Na ile był to powód zgodny z prawdą, a na ile decyzja wynikała z zakulisowych zabiegów zaniepokojonego potencjalną konkurencją Carla Tielscha, który w tej samej miejscowości prowadził już od kilkunastu lat swoją fabrykę porcelany, pozostanie chyba już na zawsze tajemnicą. Faktem jest, że Silber rozpoczął poszukiwania nowej lokalizacji, a jego wybór padł właśnie na Jaworzynę Śląską. Bliskość wałbrzyskich kopalni węgla, dworca umożliwiającego transport surowców i zbyt towarów oraz odkrytych w trakcie budowy linii kolejowej złóż glinki porcelanowej sprawiały, że miejsce wydawało się wprost wymarzone.
Produkcja w pierwszych latach skupiała się na porcelanie stołowej, powstawały też naczynia z modną wtedy podszkliwną dekoracją Indisch blau. Co ciekawe – w przeciwieństwie do późniejszych lat funkcjonowania firmy, nie są znane sygnatury umieszczane na wyrobach w tym pierwszym okresie.
Silber kierował fabryką do 1871 roku – wówczas po raz ostatni wymieniany jest w dokumentach miejscowej izby handlowej jako jej właściciel. W kolejnych latach fabrykę przejmowali: August Rappsilber (konstruktor maszyn, późniejszy właściciel fabryki porcelany z Tułowic na Górnym Śląsku, najprawdopodobniej wspólnik Silbera od samego początku istnienia fabryki) oraz – również związany z Tułowicami, choć urodzony w Berlinie – Carl Heinrich Otto Hackmann. W 1872 roku 400 pracowników wytwarzało towary o wartości 420 tysięcy talarów – przede wszystkim serwisy obiadowe, kawowe oraz porcelanę łazienkową. Rok później fabryka o imponująco długiej nazwie „C. Hackmann & Rappsilber, dawniej Silber & Co., Königszelt i Tillowitz” zdobyła dyplom uznania na wystawie światowej w Wiedniu.

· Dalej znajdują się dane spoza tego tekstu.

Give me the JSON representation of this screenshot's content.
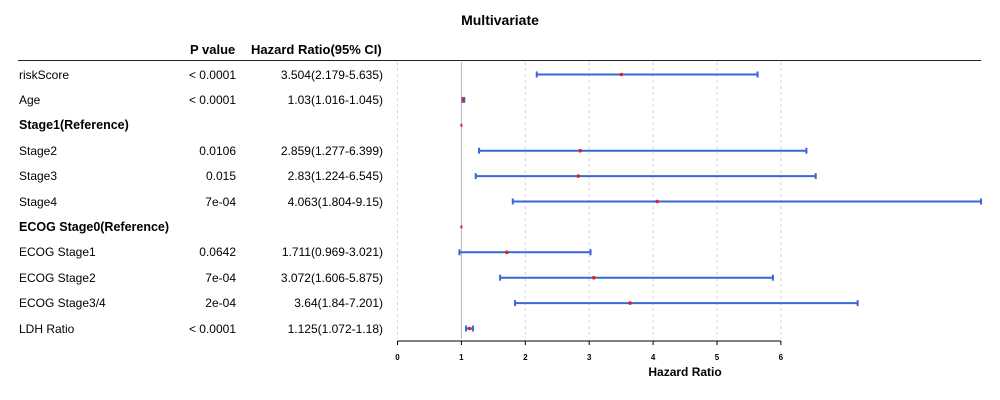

Rappsilber położył silny nacisk na poprawę technologii produkcji. Świadczą o tym chociażby wyroby, jakie fabryka zaprezentowała w 1881 roku podczas wystawy przemysłu we Wrocławiu – dwumetrowej wysokości wazony czy pokaźnych rozmiarów czara na wino. Charakterystyczną ozdobą niektórych produktów był – mający nawiązywać do historii miejscowości – uchwyt w kształcie pruskiego orła. Symbolem orła sygnowane były również coraz bardziej wyszukane w formie i dekoracji wyroby, które nosiły także inicjał właściciela – A.R. (August Rappsilber). Prowadziło to niekiedy do mylnego uznawania porcelany z Königszelt za wyroby Berlińskiej Królewskiej Manufaktury, która dla zwiększenia sprzedaży oznaczała swoje produkty na wzór wcześniejszych wzorów miśnieńskich królewskimi inicjałami Augusta Mocnego (A.R. – Augustus Rex). W sferze domysłów pozostanie, czy i na ile zabieg ten był zamierzony przez Rappsilbera.
W latach 80. XIX wieku fabryka, ze swoimi ośmioma piecami do wypału, stała się jednym z największych producentów porcelany w Niemczech. W uznaniu zasług Rappsilbera zaproponowano mu nawet przyjęcie tytułu radcy handlowego, którą to propozycję – wiążącą się z określonymi płatnościami uhonorowanego na rzecz skarbu państwa – jednak odrzucił. Wedle anegdoty, Rappsilber skwitował propozycję słowami: „Lepiej niech już sobie zatrzymają ten tytuł, a ja – swoje pieniądze”.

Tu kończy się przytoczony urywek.